Cargo ship of the United States Navy

USS De Grasse (AP-164/AK-223), originally SS Nathaniel J. Wyeth, was a active with the United States Navy during World War II. It was the second ship of the Navy to bear the name De Grasse, named after French Admiral François Joseph Paul de Grasse.

==Construction==

De Grasse was launched 24 February 1943, as liberty ship SS Nathaniel J. Wyeth by the Oregon Shipbuilding Corporation, Portland, Oregon, under a Maritime Commission contract. She was sponsored by Mrs. V. Palmer, acquired by the Navy on 28 October 1943, and converted by the United Engineering Company in Alameda, California. De Grasse was commissioned 8 November 1943. She was reclassified AK-223, 20 August 1944.

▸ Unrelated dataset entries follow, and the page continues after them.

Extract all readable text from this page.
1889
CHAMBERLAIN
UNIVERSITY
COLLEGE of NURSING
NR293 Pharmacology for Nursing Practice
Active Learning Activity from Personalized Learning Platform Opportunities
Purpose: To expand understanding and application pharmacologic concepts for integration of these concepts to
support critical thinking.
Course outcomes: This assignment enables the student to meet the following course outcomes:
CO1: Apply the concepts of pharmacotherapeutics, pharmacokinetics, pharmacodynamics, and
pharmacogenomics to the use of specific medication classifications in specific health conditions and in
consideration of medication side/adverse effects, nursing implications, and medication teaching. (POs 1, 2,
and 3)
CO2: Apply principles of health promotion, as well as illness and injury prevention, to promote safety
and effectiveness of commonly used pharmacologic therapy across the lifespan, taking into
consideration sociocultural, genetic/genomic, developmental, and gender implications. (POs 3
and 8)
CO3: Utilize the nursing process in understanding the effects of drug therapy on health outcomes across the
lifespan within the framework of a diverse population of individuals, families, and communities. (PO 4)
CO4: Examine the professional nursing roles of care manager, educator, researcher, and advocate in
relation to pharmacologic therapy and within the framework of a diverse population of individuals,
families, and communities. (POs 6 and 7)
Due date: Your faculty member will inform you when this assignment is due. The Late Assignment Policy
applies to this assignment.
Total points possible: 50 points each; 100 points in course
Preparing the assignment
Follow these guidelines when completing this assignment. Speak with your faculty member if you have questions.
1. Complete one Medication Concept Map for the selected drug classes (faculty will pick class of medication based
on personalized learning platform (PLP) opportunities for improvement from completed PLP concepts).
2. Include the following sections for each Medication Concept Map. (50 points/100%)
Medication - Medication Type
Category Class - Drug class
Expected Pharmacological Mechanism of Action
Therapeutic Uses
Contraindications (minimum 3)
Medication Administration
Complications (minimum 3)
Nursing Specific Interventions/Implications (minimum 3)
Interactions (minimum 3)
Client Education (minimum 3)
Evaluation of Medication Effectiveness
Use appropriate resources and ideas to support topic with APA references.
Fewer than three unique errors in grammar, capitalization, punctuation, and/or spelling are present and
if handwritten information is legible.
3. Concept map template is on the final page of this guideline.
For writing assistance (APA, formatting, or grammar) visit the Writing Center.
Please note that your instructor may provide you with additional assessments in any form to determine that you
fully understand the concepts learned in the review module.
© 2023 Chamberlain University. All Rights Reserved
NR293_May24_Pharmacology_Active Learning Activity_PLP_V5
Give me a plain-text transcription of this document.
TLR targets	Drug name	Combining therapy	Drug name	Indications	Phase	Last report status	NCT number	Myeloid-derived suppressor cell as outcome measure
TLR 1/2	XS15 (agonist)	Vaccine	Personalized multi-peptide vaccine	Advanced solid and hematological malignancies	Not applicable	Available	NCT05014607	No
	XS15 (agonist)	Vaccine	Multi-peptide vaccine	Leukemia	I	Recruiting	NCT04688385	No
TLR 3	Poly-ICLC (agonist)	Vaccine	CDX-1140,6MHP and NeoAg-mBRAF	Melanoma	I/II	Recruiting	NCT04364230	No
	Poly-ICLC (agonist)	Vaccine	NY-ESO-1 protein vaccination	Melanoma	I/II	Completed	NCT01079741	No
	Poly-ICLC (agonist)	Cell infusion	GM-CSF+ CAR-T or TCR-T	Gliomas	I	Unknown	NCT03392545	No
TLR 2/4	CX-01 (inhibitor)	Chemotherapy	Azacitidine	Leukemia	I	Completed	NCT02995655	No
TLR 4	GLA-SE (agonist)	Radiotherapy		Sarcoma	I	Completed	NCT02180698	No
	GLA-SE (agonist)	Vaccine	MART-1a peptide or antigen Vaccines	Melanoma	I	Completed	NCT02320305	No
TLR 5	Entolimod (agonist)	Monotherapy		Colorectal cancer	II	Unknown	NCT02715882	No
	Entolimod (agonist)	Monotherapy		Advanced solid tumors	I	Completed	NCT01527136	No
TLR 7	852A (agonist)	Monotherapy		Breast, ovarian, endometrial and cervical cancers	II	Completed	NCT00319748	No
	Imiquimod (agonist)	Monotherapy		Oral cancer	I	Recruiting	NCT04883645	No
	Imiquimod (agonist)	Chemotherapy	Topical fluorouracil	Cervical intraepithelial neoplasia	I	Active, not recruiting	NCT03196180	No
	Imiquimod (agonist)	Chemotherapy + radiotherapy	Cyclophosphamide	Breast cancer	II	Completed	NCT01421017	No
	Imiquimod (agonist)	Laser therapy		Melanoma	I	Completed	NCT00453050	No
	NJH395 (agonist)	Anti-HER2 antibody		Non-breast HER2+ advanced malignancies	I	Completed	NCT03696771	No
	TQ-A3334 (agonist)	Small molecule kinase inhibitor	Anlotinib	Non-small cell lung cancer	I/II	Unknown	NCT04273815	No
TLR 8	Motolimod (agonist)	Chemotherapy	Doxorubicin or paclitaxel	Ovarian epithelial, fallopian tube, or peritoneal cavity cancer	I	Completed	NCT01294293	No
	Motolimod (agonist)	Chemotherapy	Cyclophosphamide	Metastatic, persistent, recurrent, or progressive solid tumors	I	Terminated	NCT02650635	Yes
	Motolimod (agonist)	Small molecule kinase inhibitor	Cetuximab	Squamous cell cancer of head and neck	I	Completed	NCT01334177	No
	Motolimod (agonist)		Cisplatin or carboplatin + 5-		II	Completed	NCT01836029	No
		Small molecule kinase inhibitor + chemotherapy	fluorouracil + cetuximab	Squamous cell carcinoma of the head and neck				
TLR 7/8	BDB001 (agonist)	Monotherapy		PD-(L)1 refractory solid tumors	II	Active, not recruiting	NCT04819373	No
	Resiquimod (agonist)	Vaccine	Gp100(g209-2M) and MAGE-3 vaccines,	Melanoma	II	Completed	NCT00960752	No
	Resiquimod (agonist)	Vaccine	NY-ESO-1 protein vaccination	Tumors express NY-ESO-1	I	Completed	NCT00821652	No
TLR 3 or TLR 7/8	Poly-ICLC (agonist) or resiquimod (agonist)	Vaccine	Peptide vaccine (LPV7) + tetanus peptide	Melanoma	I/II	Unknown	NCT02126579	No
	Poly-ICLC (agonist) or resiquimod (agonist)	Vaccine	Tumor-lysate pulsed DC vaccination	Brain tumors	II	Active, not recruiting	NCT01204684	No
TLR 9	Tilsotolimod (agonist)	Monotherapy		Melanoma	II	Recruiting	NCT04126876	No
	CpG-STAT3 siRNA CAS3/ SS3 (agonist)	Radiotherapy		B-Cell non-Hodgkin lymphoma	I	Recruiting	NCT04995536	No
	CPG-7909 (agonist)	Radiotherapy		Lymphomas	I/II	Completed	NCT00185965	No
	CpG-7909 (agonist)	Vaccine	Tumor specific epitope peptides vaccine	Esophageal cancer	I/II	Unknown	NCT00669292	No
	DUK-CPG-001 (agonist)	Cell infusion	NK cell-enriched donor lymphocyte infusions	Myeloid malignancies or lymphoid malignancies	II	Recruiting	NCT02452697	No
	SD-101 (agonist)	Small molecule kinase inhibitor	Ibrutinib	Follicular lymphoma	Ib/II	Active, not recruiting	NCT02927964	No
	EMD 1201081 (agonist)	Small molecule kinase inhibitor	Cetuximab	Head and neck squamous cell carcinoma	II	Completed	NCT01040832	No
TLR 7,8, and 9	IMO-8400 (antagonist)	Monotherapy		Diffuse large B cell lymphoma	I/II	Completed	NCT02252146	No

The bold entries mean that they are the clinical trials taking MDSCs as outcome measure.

== World War II Pacific Theatre operations ==

=== Supporting the Allied invasion forces ===
De Grasse sailed from Port Hueneme, California, 22 November 1943, with construction battalion troops and cargo, arriving at Pearl Harbor 2 December. Along with training assault troops in the Hawaiians, she carried men and equipment to the Marshalls and Gilberts on two voyages in February and March 1944. On 29 May she departed Pearl Harbor for the invasion of the Marianas, and between 20 and 25 June and again on 2 and 3 July lay off Saipan to land reinforcements. De Grasse returned to Pearl Harbor 27 July and until the end of 1944 transported troops among the Marshalls, the Gilberts, and the Marianas, and trained men in the Hawaiian area for amphibious assaults.

De Grasse sailed from Pearl Harbor 17 January 1945, to carry troops from Eniwetok, Guam, Saipan, and Majuro to Ulithi, staging point for the Okinawa operation. De Grasse arrived off Okinawa 26 April, and the following day landed men and supplies at Ie Shima. After two voyages to carry Army hospital units from Nouméa and Espiritu Santo to Okinawa, she sailed from Okinawa 5 August for San Francisco and overhaul.

=== End-of-war activity ===
De Grasse was assigned to Operation Magic Carpet duty after the war. She returned to San Francisco 23 January 1946, was decommissioned 28 March 1946, and delivered to the War Shipping Administration the same day for disposal.

De Grasse received three battle stars for World War II service.